Achilles tendonitis (sometimes spelled tendinitis) is an inflammation of the Achilles tendon that most often occurs when the tendon has been overused or has suddenly experienced an increase of physical activity.
Symptoms of Achilles tendonitis include pain, aching, stiffness, tenderness and discomfort in the area above the heel that increases when stretching or standing on your toes. People with Achilles tendonitis often have difficulty flexing the heel (calcaneous bone) and calf (which consists of the gastrocnemius muscle and soleus muscle).
There are two types of Achilles tendonitis: noninsertional, which is when the fibers in the middle portion of the tendon start to break down with tiny tears, and insertional, which is when fibers in the lower portion of the tendon start to break down with tiny tears.
If Achilles tendonitis is not treated, it could lead to Achilles tendonosis, which is when the inflamed Achilles tendon begins to degenerate, lose its organized structure, develop microscopic tears and possibly rupture.
As stated above, the most common cause of Achilles tendonitis is an overuse of the tendon or a sudden increase in physical activity that stresses or damages the tendon.
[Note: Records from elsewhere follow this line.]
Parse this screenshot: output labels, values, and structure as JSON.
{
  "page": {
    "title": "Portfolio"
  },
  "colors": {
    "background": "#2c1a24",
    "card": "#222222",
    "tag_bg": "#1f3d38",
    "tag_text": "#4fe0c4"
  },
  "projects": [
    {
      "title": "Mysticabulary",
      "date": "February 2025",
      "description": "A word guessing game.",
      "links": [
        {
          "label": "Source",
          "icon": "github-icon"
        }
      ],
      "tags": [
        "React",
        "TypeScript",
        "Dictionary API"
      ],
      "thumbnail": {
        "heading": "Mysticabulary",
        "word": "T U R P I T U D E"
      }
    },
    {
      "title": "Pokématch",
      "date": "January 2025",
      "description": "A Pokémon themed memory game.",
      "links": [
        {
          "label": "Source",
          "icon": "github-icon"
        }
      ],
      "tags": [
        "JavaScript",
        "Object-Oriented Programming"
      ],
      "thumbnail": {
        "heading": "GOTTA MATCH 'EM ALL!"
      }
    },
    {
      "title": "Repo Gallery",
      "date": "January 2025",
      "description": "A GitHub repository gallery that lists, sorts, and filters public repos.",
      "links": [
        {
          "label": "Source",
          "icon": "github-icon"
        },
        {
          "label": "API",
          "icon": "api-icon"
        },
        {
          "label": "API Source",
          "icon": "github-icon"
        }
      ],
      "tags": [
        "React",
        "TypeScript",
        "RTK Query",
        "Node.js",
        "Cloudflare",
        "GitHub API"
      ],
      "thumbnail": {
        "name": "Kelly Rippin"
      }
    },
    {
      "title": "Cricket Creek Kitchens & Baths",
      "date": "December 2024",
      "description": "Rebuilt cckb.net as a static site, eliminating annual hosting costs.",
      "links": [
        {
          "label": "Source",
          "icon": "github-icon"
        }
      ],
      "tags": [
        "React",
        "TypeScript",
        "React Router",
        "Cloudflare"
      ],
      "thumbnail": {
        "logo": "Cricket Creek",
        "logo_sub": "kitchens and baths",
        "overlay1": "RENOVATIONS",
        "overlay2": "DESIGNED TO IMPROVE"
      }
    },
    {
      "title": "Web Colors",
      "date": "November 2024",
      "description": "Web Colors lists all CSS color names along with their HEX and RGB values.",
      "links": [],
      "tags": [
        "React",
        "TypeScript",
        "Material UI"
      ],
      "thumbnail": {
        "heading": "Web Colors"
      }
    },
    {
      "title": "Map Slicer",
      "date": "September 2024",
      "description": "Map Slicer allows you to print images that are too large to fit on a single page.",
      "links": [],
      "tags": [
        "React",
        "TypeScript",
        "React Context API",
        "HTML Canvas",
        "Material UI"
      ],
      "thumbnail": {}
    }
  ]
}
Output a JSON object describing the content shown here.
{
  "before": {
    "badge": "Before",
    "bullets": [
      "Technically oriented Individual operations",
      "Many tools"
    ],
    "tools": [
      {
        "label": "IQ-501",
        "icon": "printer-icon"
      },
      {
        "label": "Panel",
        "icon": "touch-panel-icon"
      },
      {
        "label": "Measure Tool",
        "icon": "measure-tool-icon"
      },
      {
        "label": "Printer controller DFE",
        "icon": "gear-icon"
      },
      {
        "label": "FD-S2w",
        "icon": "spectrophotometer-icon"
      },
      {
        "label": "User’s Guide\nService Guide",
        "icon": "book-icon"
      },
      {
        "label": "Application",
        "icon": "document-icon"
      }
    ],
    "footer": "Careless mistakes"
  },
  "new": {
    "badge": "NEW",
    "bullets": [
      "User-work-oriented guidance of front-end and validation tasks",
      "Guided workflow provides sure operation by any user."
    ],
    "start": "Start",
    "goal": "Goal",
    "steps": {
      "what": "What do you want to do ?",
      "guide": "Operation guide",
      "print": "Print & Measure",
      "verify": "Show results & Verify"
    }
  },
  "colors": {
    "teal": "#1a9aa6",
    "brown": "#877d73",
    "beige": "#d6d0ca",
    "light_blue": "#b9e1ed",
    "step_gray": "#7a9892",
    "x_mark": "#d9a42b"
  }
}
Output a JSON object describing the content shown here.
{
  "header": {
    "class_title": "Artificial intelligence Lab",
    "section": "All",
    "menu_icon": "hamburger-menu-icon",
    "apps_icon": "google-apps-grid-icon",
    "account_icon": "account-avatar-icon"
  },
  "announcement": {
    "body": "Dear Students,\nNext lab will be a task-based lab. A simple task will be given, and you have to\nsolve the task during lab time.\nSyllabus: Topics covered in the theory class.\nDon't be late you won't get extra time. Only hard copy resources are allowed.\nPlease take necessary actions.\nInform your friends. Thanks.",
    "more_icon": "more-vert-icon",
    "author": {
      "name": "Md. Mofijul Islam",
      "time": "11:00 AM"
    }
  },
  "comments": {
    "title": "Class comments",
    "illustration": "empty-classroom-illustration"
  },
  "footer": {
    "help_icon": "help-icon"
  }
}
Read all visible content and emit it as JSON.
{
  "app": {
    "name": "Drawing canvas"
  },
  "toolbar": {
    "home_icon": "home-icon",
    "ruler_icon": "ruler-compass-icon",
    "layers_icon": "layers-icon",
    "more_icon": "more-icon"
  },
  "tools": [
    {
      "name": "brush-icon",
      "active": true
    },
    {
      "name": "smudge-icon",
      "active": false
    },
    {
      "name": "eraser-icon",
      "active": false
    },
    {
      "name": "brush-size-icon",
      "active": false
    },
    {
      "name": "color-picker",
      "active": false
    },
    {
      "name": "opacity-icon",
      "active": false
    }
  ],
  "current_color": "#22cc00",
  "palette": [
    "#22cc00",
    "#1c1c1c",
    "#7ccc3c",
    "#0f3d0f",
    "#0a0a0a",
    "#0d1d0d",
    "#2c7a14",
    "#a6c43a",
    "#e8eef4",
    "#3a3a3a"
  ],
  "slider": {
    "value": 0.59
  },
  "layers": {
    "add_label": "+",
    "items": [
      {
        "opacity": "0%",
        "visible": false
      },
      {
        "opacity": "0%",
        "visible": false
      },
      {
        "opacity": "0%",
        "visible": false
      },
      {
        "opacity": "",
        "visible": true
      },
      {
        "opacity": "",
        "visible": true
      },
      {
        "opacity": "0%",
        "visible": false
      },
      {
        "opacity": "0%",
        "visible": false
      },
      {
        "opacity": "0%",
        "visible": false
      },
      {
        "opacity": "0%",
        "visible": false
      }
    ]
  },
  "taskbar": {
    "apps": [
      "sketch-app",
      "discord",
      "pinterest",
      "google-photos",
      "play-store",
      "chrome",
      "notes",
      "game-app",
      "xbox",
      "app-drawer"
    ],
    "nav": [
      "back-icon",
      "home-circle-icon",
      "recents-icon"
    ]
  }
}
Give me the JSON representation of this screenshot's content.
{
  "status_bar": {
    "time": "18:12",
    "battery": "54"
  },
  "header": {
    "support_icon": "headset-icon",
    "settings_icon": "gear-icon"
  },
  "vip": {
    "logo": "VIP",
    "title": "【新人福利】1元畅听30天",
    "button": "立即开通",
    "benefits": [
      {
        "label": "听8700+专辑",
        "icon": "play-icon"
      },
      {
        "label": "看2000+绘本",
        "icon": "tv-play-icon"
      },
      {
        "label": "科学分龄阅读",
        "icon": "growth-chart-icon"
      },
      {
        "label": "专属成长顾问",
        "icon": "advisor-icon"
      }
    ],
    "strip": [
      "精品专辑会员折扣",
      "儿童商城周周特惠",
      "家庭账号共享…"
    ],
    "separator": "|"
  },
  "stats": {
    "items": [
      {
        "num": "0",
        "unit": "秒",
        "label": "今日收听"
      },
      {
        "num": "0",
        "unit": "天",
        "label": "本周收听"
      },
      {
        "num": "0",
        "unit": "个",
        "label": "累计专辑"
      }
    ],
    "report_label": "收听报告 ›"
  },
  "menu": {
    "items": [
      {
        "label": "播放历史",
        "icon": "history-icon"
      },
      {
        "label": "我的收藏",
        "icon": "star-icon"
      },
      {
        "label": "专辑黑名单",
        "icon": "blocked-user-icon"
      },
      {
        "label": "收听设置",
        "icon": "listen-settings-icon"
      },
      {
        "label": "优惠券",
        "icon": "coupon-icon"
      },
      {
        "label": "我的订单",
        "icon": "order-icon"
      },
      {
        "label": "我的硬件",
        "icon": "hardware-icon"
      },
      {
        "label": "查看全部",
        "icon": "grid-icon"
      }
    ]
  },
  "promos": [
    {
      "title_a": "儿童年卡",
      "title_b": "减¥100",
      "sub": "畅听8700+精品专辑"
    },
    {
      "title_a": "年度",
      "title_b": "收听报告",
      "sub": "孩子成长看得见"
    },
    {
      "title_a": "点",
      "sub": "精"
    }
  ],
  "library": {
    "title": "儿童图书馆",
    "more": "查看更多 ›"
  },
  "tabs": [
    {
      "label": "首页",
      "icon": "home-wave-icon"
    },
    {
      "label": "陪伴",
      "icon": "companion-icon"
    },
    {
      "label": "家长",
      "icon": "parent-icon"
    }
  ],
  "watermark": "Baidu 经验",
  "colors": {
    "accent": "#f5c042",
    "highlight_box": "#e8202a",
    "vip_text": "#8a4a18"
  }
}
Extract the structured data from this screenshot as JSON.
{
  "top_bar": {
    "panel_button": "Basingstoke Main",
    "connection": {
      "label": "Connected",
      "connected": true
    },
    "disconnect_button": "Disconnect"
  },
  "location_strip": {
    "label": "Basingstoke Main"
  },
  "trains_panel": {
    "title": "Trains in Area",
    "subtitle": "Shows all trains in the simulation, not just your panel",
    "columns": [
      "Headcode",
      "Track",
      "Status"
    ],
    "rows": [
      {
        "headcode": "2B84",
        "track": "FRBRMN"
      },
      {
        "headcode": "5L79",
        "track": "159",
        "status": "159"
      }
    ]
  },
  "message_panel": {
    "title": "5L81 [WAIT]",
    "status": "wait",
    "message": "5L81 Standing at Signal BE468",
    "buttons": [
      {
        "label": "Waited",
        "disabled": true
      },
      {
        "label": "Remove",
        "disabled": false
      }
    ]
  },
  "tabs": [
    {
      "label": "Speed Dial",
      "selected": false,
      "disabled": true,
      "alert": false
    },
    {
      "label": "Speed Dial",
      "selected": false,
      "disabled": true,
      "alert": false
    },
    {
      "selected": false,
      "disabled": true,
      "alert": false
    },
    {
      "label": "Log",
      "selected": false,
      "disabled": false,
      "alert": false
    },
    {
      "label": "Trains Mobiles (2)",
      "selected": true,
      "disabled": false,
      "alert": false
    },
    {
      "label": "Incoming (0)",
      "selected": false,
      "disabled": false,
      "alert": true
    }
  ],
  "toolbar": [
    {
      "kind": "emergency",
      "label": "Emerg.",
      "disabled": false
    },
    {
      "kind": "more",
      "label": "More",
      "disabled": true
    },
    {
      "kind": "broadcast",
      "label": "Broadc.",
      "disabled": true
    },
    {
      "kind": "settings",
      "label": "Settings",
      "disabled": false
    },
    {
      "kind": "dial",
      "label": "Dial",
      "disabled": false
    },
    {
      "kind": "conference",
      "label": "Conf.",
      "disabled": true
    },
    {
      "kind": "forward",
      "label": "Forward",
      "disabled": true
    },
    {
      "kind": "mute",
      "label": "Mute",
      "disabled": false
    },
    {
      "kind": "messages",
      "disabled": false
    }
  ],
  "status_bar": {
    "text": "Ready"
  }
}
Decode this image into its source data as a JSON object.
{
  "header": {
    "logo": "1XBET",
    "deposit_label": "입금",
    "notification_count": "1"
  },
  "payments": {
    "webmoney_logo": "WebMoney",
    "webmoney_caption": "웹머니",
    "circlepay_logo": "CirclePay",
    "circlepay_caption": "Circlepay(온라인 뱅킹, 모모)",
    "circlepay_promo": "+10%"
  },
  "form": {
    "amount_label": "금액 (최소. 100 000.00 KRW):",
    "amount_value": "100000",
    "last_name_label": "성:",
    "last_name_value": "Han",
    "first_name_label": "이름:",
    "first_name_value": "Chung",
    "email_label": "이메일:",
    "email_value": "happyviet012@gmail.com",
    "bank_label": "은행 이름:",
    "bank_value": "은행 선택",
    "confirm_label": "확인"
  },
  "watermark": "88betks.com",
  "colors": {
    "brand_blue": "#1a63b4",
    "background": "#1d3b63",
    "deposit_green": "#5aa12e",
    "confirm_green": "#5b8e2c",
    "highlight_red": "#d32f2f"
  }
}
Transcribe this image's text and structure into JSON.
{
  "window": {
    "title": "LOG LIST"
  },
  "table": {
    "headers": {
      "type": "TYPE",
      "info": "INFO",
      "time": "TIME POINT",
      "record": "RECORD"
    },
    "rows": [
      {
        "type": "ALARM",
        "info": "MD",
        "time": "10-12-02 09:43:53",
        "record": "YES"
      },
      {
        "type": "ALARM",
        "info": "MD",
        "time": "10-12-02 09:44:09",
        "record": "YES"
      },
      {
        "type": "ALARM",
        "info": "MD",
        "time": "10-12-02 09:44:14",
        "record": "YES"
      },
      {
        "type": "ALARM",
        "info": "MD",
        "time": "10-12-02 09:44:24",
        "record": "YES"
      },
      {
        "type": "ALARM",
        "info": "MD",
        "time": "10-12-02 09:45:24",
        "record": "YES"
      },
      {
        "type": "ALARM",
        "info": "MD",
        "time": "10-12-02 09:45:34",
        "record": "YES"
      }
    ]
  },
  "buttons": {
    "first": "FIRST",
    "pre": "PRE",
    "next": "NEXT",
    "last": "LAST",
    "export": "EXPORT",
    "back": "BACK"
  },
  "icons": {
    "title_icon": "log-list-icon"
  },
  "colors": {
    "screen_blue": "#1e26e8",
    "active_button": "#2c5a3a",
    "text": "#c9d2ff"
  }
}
The stress begins breaking down the Achilles tendon, creating tiny tears that the body is unable to repair during continued activity. This can alter the construction of the tendon and create prolonged pain.
Common activities that lead to Achilles tendonitis and Achilles ailments include engaging in physical activity without warming up, wearing high heels that stress the Achilles tendon and suddenly engaging in increased physical activity without slowly building toward your fitness goals. Over pronation, bone spurs and gout can also lead to Achilles tendon problems.
After proper diagnosis by a doctor or podiatrist, Achilles tendinitis and Achilles tendinosis may be treated in a variety of ways, including a cast or walking boot to reduce the demands on the foot and leg, oral medications to reduce pain and swelling, application of ice to reduce swelling, wearing a splint to stabilize the tendon, physical therapy and/or exercise to stretch the tendon, rest and supportive shoes with orthotics. Training modification is also essential, as the body needs time to heal. With proper treatment, Achilles tendonitis can be healed within a couple of months. If left untreated, it can lead to chronic pain that gets worse with time or a tendon rupture, which is called Achilles tendonosis. Therefore, it is important to seek treatment at the first sign of pain in your Achilles tendon.